If you see an HTTP 503, you want to do one or more of the following:

  1. Add more CPU cores so writes can be parallelized. We'd recommend a minimum of 4 CPU cores for high volume writes.
  2. Make sure you've increased the client-side timeout (when instantiating the client library) to as high as say 60 minutes, so that the client never aborts writes that are in progress. Many a time a short client-side timeout ends up causing frequent retry writes of the same data, leading to a thundering herd issue.
  3. Increase the retry time interval in the client library to a larger number or set it to a random value between 10 and 60 seconds (especially in a serverless environment) to introduce some jitter in how quickly retries are attempted. This gives the Typesense process more time to catch up on previous writes.
  4. If you have fields that you're only using for display purposes and not for searching / filtering / faceting / sorting / grouping, you want to leave them out of the schema to avoid having to index them. You can still send these fields in the document when sending it to Typesense - they'll just be stored on disk and returned when the document is a hit, instead of being indexed in memory. This will help avoid using unnecessary CPU cycles for indexing.
  5. Sometimes disk I/O might be a bottleneck, especially if each individual document is large. In these cases, you want to turn on High Performance Disk in Typesense Cloud or use nVME SSD disks to improve performance.
  6. You could also change the value of healthy-read-lag and healthy-write-lag server configuration parameters. This is usually not needed once the above steps are taken. On Typesense Cloud, we can increase these values for you from our side if you email support at typesense dot org.

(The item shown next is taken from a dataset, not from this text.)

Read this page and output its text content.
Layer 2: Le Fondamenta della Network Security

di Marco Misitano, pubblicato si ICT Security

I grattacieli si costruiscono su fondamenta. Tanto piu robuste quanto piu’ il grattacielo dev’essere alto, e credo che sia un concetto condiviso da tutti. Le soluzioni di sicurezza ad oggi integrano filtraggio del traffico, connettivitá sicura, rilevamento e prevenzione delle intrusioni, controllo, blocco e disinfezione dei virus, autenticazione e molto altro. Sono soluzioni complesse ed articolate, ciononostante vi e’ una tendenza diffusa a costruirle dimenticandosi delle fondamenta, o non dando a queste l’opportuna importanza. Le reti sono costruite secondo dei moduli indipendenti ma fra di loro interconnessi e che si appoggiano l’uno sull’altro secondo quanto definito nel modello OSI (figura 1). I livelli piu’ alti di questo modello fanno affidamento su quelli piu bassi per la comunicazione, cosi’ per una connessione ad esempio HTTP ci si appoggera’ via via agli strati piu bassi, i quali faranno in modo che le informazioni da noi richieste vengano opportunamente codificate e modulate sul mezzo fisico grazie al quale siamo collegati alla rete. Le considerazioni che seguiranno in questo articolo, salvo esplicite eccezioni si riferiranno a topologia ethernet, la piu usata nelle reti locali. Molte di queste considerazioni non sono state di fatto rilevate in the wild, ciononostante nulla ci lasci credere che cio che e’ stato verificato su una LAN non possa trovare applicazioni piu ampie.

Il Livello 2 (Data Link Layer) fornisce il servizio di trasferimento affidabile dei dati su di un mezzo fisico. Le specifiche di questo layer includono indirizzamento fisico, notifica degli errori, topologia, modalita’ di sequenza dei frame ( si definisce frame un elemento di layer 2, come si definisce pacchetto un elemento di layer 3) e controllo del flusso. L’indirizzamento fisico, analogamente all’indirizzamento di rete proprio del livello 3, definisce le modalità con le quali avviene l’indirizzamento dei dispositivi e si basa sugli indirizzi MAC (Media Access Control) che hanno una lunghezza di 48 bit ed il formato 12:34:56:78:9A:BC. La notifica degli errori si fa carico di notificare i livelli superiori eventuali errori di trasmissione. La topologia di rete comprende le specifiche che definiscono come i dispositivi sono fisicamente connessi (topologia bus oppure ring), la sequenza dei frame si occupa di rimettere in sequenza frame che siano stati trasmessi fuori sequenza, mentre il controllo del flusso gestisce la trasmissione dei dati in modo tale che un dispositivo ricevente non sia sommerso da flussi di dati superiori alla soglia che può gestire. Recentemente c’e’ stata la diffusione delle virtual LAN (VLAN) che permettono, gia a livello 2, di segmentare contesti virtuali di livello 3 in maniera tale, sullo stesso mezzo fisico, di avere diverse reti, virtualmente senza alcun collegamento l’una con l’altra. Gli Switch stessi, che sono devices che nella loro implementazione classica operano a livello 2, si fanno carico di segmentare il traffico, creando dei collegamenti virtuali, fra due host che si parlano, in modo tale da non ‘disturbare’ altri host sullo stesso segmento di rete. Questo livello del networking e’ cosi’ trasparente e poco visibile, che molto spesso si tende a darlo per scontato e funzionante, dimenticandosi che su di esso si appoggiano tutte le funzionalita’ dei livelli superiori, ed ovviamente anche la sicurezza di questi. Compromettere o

# Handling Rejecting write: running out of resource type errors

You might see "running out of resource type" errors either when running out of RAM (OUT_OF_MEMORY) or running of disk space (OUT_OF_DISK).

The amount of RAM used by Typesense is directly proportional to the amount of data indexed in the Typesense node. So if you see OUT_OF_MEMORY errors, you want to add more RAM to fit your dataset in memory.

When you see OUT_OF_DISK you want to add more disk capacity and restart Typesense. On Typesense Cloud, we provision 5X disk space (or a minimum of 8GB) if X is the amount of RAM. So to add more disk space, you want to upgrade to the next RAM tier.

# Client-side batch size vs server-side batching

In the import API call, you'll notice a parameter called batch_size. This controls server-side batching (how many documents from the import API call are processed, before the search queue is serviced), and you almost never want to change this value from the default.

Instead, you want to do client-side batching, by controlling the number of documents in a single import API call and potentially do multiple API calls in parallel.